Четвертый и пятый лоты невыразительно проследовали друг за другом, выскочив в отстой со скоростью утиной кишки. Народ жаждал события, и оно явилось.
— Лот номер шесть, господа! — объявил аукционист и, выдержав интригующую паузу, растянулся в улыбке. — Вниманию почтенной публики предлагается мегашедевр великого нашего Ивана Христофоровича Айвазовского! Начальная цена — двадцать миллионов рублей! Господа из охраны, попрошу нам помочь…
Тут уж длинноногая модель была бессильна; двое охранников в черной униформе с английскими нашивками «секьюрити» на рукавах, отлепив огромную картину от стены, подтащили ближе к аудитории и, словно почетный караул, заняли места пообочь вещи.
«Будь объективен, — сказал себе Сташевский, — это и вправду шедевр». Ревущее море пенилось, бесилось, натурально выплескивалось холодной плотной массой на зрителя и, как пыль, гнало на скалы беспомощный парусник с насекомыми фигурками обреченных людей. Он прочертил картину взглядом справа налево, потом слева направо и снова убедился в живописной мощи Айвазовского.
— Двадцать миллионов — раз! Я читаю ваши мысли, господа, но, согласитесь, за гениальное произведение искусства, сколько ни попроси, все будет мало. Итак, двадцать миллионов, кто больше? — взмыл, словно кукарекнул, на верхнюю ноту голос ведущего. — Номер седьмой во втором ряду — есть двадцать один миллион, господа! Пошло наше дело, поехало, полетело, понеслось, потому что оно — дело благородное! Кто больше?
В пику Липскому с новой ценой выступил Мордовкин, но его без промедления перебил Бабаян. «Нам, олигархам, убить олигарха — в радость», — заключил Сташевский.
Петушок-ведущий дразнил, провоцировал соперников на продолжение, битва за Айвазовского разгоралась, публика ахала от сладострастного удовольствия. Деньги-кровь поочередно лились из ран Бабаяна, Мордовкина и Липского до тех пор, пока чудище Арен, обнажив оружие, не налетел, точно из засады, на эту святую троицу, не смял, не растоптал их в прах своей смертоносной палицей-ценой. Богатство, столкнувшись с намного превосходящим его Богатством, превратилось в недомерка, завистливого и жалкого.
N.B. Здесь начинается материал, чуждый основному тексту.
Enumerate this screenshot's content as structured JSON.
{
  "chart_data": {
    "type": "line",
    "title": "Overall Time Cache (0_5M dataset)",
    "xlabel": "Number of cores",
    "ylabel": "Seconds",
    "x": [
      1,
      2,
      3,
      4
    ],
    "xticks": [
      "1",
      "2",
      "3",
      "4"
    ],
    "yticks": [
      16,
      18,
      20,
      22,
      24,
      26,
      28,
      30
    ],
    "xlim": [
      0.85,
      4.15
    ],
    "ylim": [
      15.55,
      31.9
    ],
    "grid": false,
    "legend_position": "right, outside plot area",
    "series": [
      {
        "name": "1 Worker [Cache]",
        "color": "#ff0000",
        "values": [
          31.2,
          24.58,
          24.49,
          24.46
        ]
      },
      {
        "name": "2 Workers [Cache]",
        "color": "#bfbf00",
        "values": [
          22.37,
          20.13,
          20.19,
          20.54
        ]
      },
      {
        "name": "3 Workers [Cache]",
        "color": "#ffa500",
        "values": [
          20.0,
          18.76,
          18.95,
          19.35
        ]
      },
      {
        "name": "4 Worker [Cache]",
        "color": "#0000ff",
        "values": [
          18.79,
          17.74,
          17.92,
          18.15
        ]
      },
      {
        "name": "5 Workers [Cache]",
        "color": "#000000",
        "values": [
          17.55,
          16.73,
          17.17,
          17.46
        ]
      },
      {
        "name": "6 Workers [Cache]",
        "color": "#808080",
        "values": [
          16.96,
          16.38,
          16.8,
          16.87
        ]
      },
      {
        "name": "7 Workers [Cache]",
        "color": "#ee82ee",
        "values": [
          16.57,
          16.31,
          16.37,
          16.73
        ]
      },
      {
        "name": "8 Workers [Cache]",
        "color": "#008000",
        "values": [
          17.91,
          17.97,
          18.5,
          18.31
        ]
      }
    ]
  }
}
Самодовольство разливалось по столь же умной, сколь несимпатичной физиономии Арена. Взгляд Сташевского, оттолкнувшись от его безобразия, снова полетел было к Айвазовскому, но достигнуть великого полотна ему уже было не дано. Ибо в полете с ним случилось событие чрезвычайное и почти медицинское: взгляд зацепился за совершенно неожиданное препятствие и влип в него, словно палец в свежий скотч.
Твою мать! Знай Александр за пять, за три, хотя бы за минуту заранее, что с ним такое произойдет, поднялся бы тихо-незаметно с места, затерся, затерялся бы в шуме торгов и публике и на полусогнутых вынес бы себя с поля боя. Но никому не дано знать будущее, отсутствие такого приспособления в человеке — возможно, самый большой недостаток его устройства. По воле случая или чьей-то лукавой каверзы глаза его споткнулись и застряли на охраннике, на том самом «секьюрити», что располагался справа от картины.
Не потому, что охранник был так уж грозен, а потому, что Сташевскому показалось, что он его узнал. Он еще не был уверен, что не ошибся, но даже этого «показалось» стало достаточно, чтобы, выражаясь деликатно, вспотеть.
Он?!
Не может этого быть.
Он, здесь? Откуда? Спустя столько лет? Даже предположить такое невозможно. «Бред! Галлюцинация!» — хотелось закричать Сташевскому, а все же почему-то не закричал, спохватился, что крик получится не слишком умным.
«Он, — как приговор объявил себе Александр. — Не обманывай себя, ты сразу понял: это он».